The key steps that have been taken include the following:

  • the army has been deployed alongside the police to ensure that movement restrictions are respected (failure to do so is an offence): all persons are to remain indoors except to purchase essential food and medicine or to collect welfare grants. Schools have closed along with all non-essential businesses. Gatherings of over 100 people are prohibited;
  • economic measures include: (i) the Unemployment Insurance Fund has made ZAR 30 billion available to support workers who lose their jobs because of the virus; (ii) tax subsidies for small businesses and individuals; (iii) emergency funds and debt relief for small businesses. Financial assistance will largely funded by the Industrial Development Corporation, the Department of Trade and Industry, and a Solidarity Fund to which the Government and wealthy individuals have already contributed. Further intervention is being discussed by the National Economic Development and Labour Council. The South African Reserve Bank has decreased the interest rate by 100 basis points;
  • workplaces or premises must implement the required care and maintenance procedures to prevent the destruction or significant impairment of the working areas, plant, machinery or inventory.
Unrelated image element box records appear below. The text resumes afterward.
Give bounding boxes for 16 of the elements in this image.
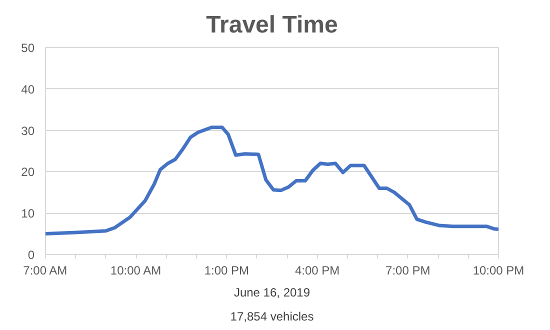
- chart-title: Travel Time: [206, 12, 338, 38]
- x-tick-label: 10:00 AM: [110, 264, 162, 278]
- x-tick-label: 1:00 PM: [204, 264, 250, 278]
- y-tick-label: 10: [21, 206, 35, 221]
- y-tick-label: 0: [28, 248, 35, 262]
- x-tick-label: 10:00 PM: [472, 264, 524, 278]
- x-axis-title: June 16, 2019: [234, 286, 310, 300]
- x-tick-label: 7:00 PM: [386, 264, 430, 278]
- x-tick-label: 4:00 PM: [294, 264, 340, 278]
- x-tick-label: 7:00 AM: [23, 264, 68, 278]
- y-tick-label: 20: [21, 165, 35, 180]
- y-tick-label: 50: [21, 41, 35, 55]
- line-series: [46, 126, 498, 236]
- y-tick-label: 30: [21, 124, 35, 138]
- y-tick-label: 40: [21, 82, 35, 96]
- text: 17,854 vehicles: [230, 310, 314, 324]
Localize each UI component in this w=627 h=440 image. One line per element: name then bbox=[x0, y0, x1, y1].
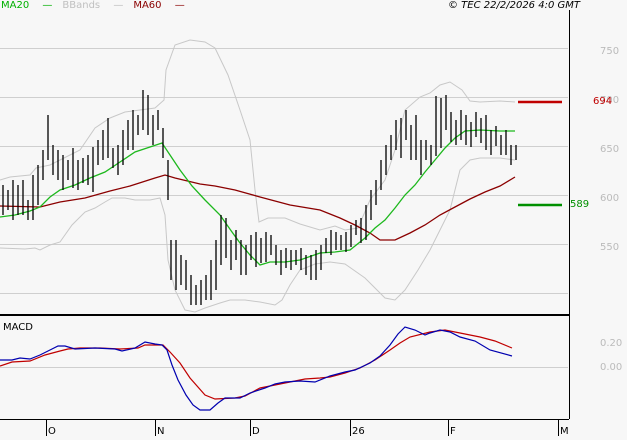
macd-label-000: 0.00 bbox=[600, 362, 623, 373]
macd-title: MACD bbox=[3, 322, 33, 333]
price-bars bbox=[2, 90, 517, 305]
macd-label-020: 0.20 bbox=[600, 338, 623, 349]
macd-line bbox=[0, 326, 513, 411]
bband-upper bbox=[0, 39, 516, 231]
bollinger-bands bbox=[0, 39, 516, 313]
ma60-line bbox=[0, 174, 516, 241]
chart-legend: MA20 — BBands — MA60 — bbox=[1, 0, 195, 12]
bband-lower bbox=[0, 157, 516, 313]
price-label-550: 550 bbox=[600, 242, 620, 253]
resistance-level-label: 694 bbox=[593, 96, 613, 107]
price-label-700: 700 bbox=[600, 95, 620, 106]
x-label-2026: 26 bbox=[352, 426, 365, 437]
copyright-text: © TEC 22/2/2026 4:0 GMT bbox=[448, 0, 580, 11]
x-label-nov: N bbox=[157, 426, 165, 437]
price-label-650: 650 bbox=[600, 144, 620, 155]
legend-ma60-label: MA60 bbox=[133, 0, 162, 11]
x-label-oct: O bbox=[48, 426, 56, 437]
macd-signal-line bbox=[0, 329, 513, 400]
legend-bbands-label: BBands bbox=[62, 0, 101, 11]
x-axis-ticks bbox=[46, 420, 559, 436]
support-level-label: 589 bbox=[570, 199, 590, 210]
price-label-750: 750 bbox=[600, 46, 620, 57]
legend-ma20-label: MA20 bbox=[1, 0, 30, 11]
x-label-mar: M bbox=[560, 426, 569, 437]
x-label-feb: F bbox=[450, 426, 456, 437]
price-gridlines bbox=[0, 48, 568, 294]
price-label-600: 600 bbox=[600, 193, 620, 204]
x-label-dec: D bbox=[252, 426, 260, 437]
legend-ma20: MA20 — bbox=[1, 0, 53, 11]
legend-ma60: MA60 — bbox=[133, 0, 185, 11]
legend-bbands: BBands — bbox=[62, 0, 124, 11]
In relation to mines in particular, the obligation on employers not to permit any employee to do any work unless the necessary precautionary measures are taken applies during the period of lock-down where mines are placed under care and maintenance (however, mines involved in the production, processing, or supply of essential goods, such as coal, may proceed with operations);
  • regulations were published under the Competition Act 89 of 1998 to (i) exempt the healthcare sector from certain restrictions on horizontal and vertical practices; and (ii) put in place a particular set of criteria by which to assess excessive pricing during this disaster period (for more on this subject, please see the HSF article published on 20 March 20205) (note that the hard-line prohibition on collusion remains intact); and
  • non-South African citizens and residents flying from high-risk countries will be denied entry into South Africa while South African citizens and residents will be quarantined for 14 days.